她咬唇,将痛呼硬生生的憋了回去,双掌火辣辣的疼,眸子通红的看着他挺得笔直的背影。
“小姐,您没事吧。”
护士好心将她扶起来,“小姐,相先生性子不好,您是他的朋友吧,他那样风华绝代的人,现在只能靠着轮椅走路,难免会发脾气。”
“他对别人也这样吗?”
“是呢,他对谁都很凶,有时候闷在病房里一天都不出门,也不说句话。”
黑月晰的心情一下就好了,但想起他的腿,心里又是涩涩的疼,“他的腿一直会这样吗?”
“相先生昏迷了两年,身体的各项机能都有些退化,如果坚持复健,医生说还是有康复的可能。但相先生对复健不太热衷,偶尔兴致好的时候就走两步,但经常都是闷在病房里盯着外面出神。
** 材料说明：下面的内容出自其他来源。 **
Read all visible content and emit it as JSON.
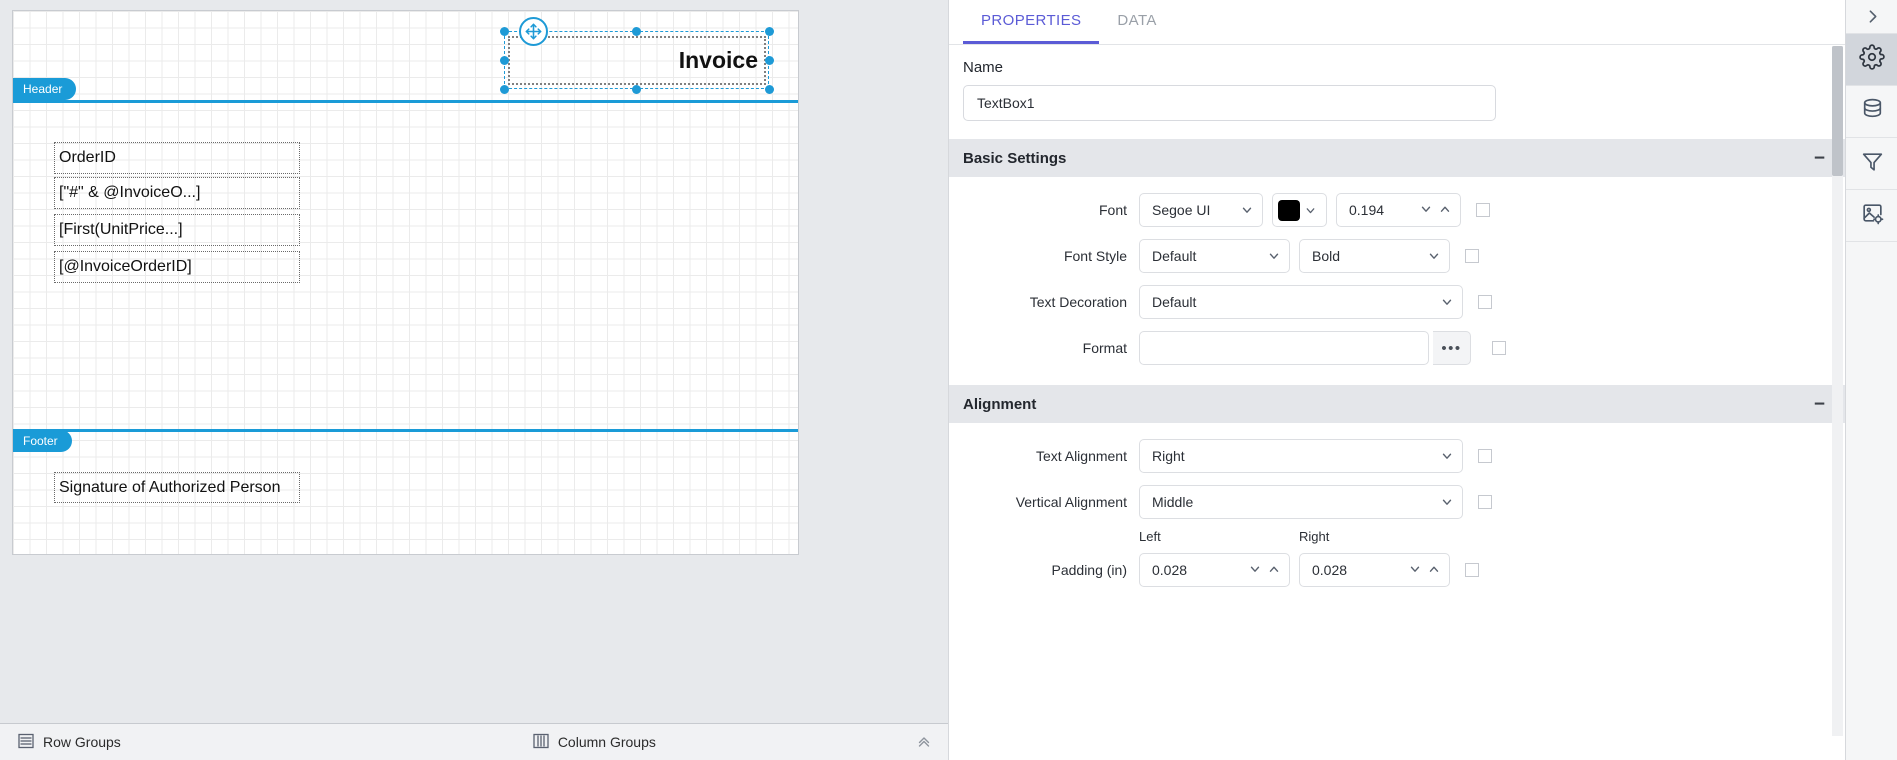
{
  "designer": {
    "bands": [
      {
        "name": "header-band",
        "label": "Header"
      },
      {
        "name": "footer-band",
        "label": "Footer"
      }
    ],
    "selected_element": {
      "text": "Invoice",
      "move_icon": "move-cross-icon"
    },
    "report_items": [
      {
        "label": "OrderID"
      },
      {
        "label": "[\"#\" & @InvoiceO...]"
      },
      {
        "label": "[First(UnitPrice...]"
      },
      {
        "label": "[@InvoiceOrderID]"
      },
      {
        "label": "Signature of Authorized Person"
      }
    ]
  },
  "groups_bar": {
    "row_groups_label": "Row Groups",
    "row_groups_icon": "row-groups-icon",
    "column_groups_label": "Column Groups",
    "column_groups_icon": "column-groups-icon",
    "collapse_icon": "chevron-double-up-icon"
  },
  "properties_panel": {
    "tabs": [
      {
        "label": "PROPERTIES",
        "active": true
      },
      {
        "label": "DATA",
        "active": false
      }
    ],
    "name": {
      "label": "Name",
      "value": "TextBox1"
    },
    "sections": [
      {
        "title": "Basic Settings",
        "collapse_mark": "−",
        "rows": [
          {
            "label": "Font",
            "font_family": "Segoe UI",
            "font_color": "#000000",
            "font_size": "0.194"
          },
          {
            "label": "Font Style",
            "style": "Default",
            "weight": "Bold"
          },
          {
            "label": "Text Decoration",
            "value": "Default"
          },
          {
            "label": "Format",
            "value": "",
            "ellipsis": "•••"
          }
        ]
      },
      {
        "title": "Alignment",
        "collapse_mark": "−",
        "rows": [
          {
            "label": "Text Alignment",
            "value": "Right"
          },
          {
            "label": "Vertical Alignment",
            "value": "Middle"
          },
          {
            "label": "Padding (in)",
            "sub_label_left": "Left",
            "sub_label_right": "Right",
            "value_left": "0.028",
            "value_right": "0.028"
          }
        ]
      }
    ]
  },
  "icon_rail": {
    "collapse_icon": "chevron-right-icon",
    "buttons": [
      {
        "icon": "gear-icon",
        "active": true
      },
      {
        "icon": "database-icon",
        "active": false
      },
      {
        "icon": "filter-icon",
        "active": false
      },
      {
        "icon": "image-settings-icon",
        "active": false
      }
    ]
  },
  "colors": {
    "accent_blue": "#1a9bd7",
    "tab_active": "#5b5bd6",
    "selection": "#1e9ad6"
  }
}
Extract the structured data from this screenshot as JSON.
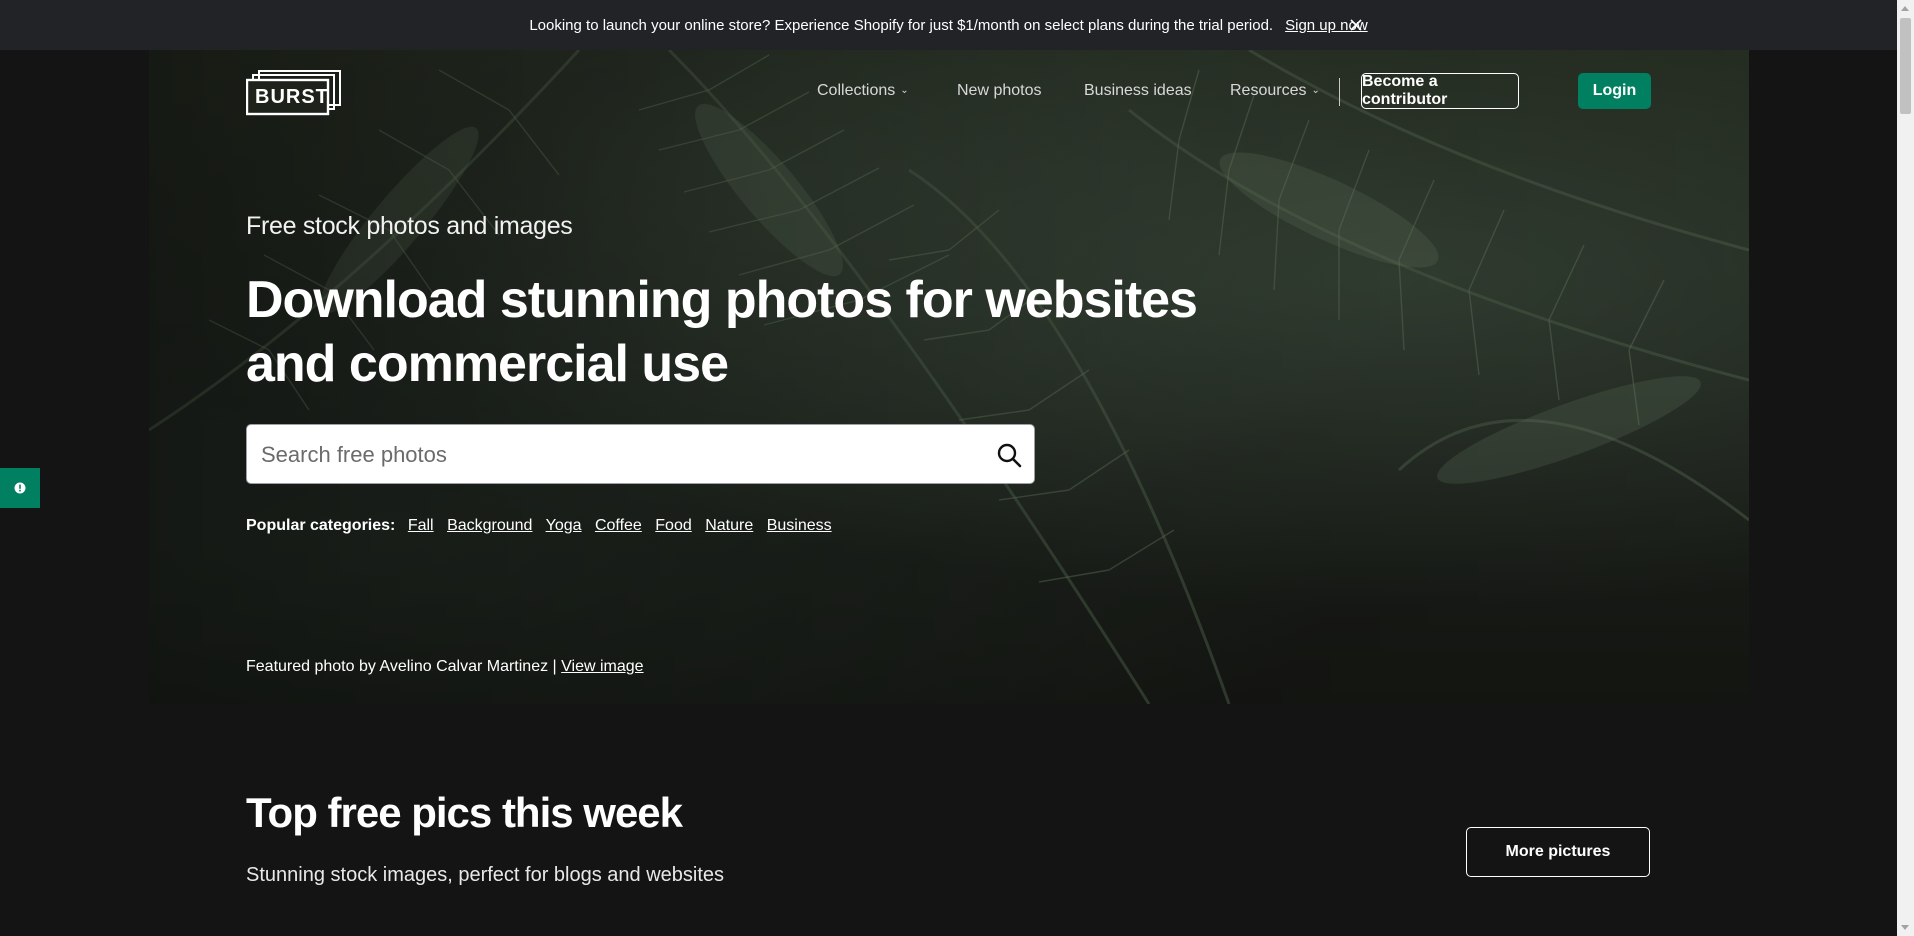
{
  "announcement": {
    "message": "Looking to launch your online store? Experience Shopify for just $1/month on select plans during the trial period.",
    "link_label": "Sign up now"
  },
  "brand": {
    "logo_text": "BURST"
  },
  "nav": {
    "items": [
      {
        "label": "Collections",
        "has_dropdown": true
      },
      {
        "label": "New photos",
        "has_dropdown": false
      },
      {
        "label": "Business ideas",
        "has_dropdown": false
      },
      {
        "label": "Resources",
        "has_dropdown": true
      }
    ],
    "contributor_label": "Become a contributor",
    "login_label": "Login"
  },
  "hero": {
    "subtitle": "Free stock photos and images",
    "headline": "Download stunning photos for websites and commercial use",
    "search_placeholder": "Search free photos",
    "popular_label": "Popular categories:",
    "categories": [
      "Fall",
      "Background",
      "Yoga",
      "Coffee",
      "Food",
      "Nature",
      "Business"
    ],
    "featured_text": "Featured photo by Avelino Calvar Martinez |",
    "featured_link": "View image"
  },
  "top_section": {
    "title": "Top free pics this week",
    "subtitle": "Stunning stock images, perfect for blogs and websites",
    "more_label": "More pictures"
  },
  "colors": {
    "brand_green": "#008060",
    "page_bg": "#141414",
    "announcement_bg": "#212326"
  }
}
”
黑月晰的眸子微黯,急急的道了谢,转身朝着相隼消失的方向追去!
“相隼——”
推开门,一眼就看到了正坐在窗边出神的男人。
阳光在他身上柔柔的镀了一层,如谪仙般惊艳世人!
相隼蹙眉,神色平静的将手中的东西放回衣兜,“滚出去,关门。”
黑月晰一眼就看到了他手中是只珍珠耳坠,珠子圆润,光泽匀称!
“乐米姐姐病了。”
“严重吗?”
她终于从相隼的脸上看到了担忧,那么直白,像根尖刺狠狠得扎进她的心里。
“只是劳累过度而已。”
“黑曜辰到底在做些什么?黑家是破产了吗?还是黑曜辰死了,怎么会让她劳累过度?”
相隼向来毒舌,此时更是毫不留情。
黑月晰脸上一囧,“我哥哥很好,乐米姐姐在查当年车祸的目击证人。”
“哼,黑曜辰还真不是个男人,这种事居然让自己的女人去做。”
“乐米姐姐不让我哥哥插手。”
她小心翼翼却义正言辞的替哥哥辩解。
“相隼,你了解乐米姐姐,肯定知道她固执的理由。”
他仰头,苦涩的长吁一口气,苏乐米,你这是不想欠我的情吗?
“如果她知道你的后半生都要在轮椅上度过,该要内疚自责一辈子了。”
挑眉,手指漫不经心的划过窗沿,指尖上沾了层薄灰!
“倒是个好主意。”
“什么?”
“你说,如果我的腿真的残废了,她和黑曜辰在一起,是不是就不那么心安理得了。”
黑月晰瞠目结舌的睁大眸子,她从来不知道他有这样孩子气的一幕,倔强的固执,带着让人心惊的疼痛!
“你。。”
“呵——”他垂眸,“可是,我不能这么自私呢。”
黑曜辰说,她那个傻瓜居然为了筹医药费想要去卖肾。
黑月晰长长的舒了口气。
“把卫生打扫了,每个角落都不能有灰。”
“什么?”
她还在刚才的话题里没回过神。
相隼唇瓣微动,“笨的像个白痴。”
黑月晰细细的将他的话回忆了一遍,唇角勾起,“我马上去。”
她是黑家的掌上明珠,从小十指不沾阳春水,此刻却是甘之如饴。
苦涩的抿唇,黑月晰,你已经堕落到这种地步了吗?
***
“醒了?”
苏乐米刚睁开眸子就听到黑曜辰的声音,朝着发声的方向看去,他站在窗边,手上执着水晶杯,琥珀色的酒夜微晃。
酒香四溢,她的头还伴着微痛!
“我睡多久了。”
“一天一夜。”
黑曜辰将酒一饮而尽,灼热顺着喉咙一直蔓延到胃里,微微的涩痛减缓了他心里翻涌的痛!
“为了他,你连自己的身体都不要了是不是?”
“我是为了我自己。”
黑曜辰猛然回头,在对上她苍白的脸色时,身上的怒气不自觉的收敛了几分。
无奈的叹息了一声:“你能不能不要逞强?我的帮助对你而言就那么难以接受吗?”
“等我撑不下去的时候一定会找你。”
“。。”
黑曜辰无奈的看了她一眼,明知这只是她的推脱之词,但还是拿她无可奈何。
“那你跟我说说,事情调查的怎么样了?”
他只是抱着随便问问的心态,事情过去了那么久,而且那里地段偏僻,根本就不可能再留下什么有用的证据。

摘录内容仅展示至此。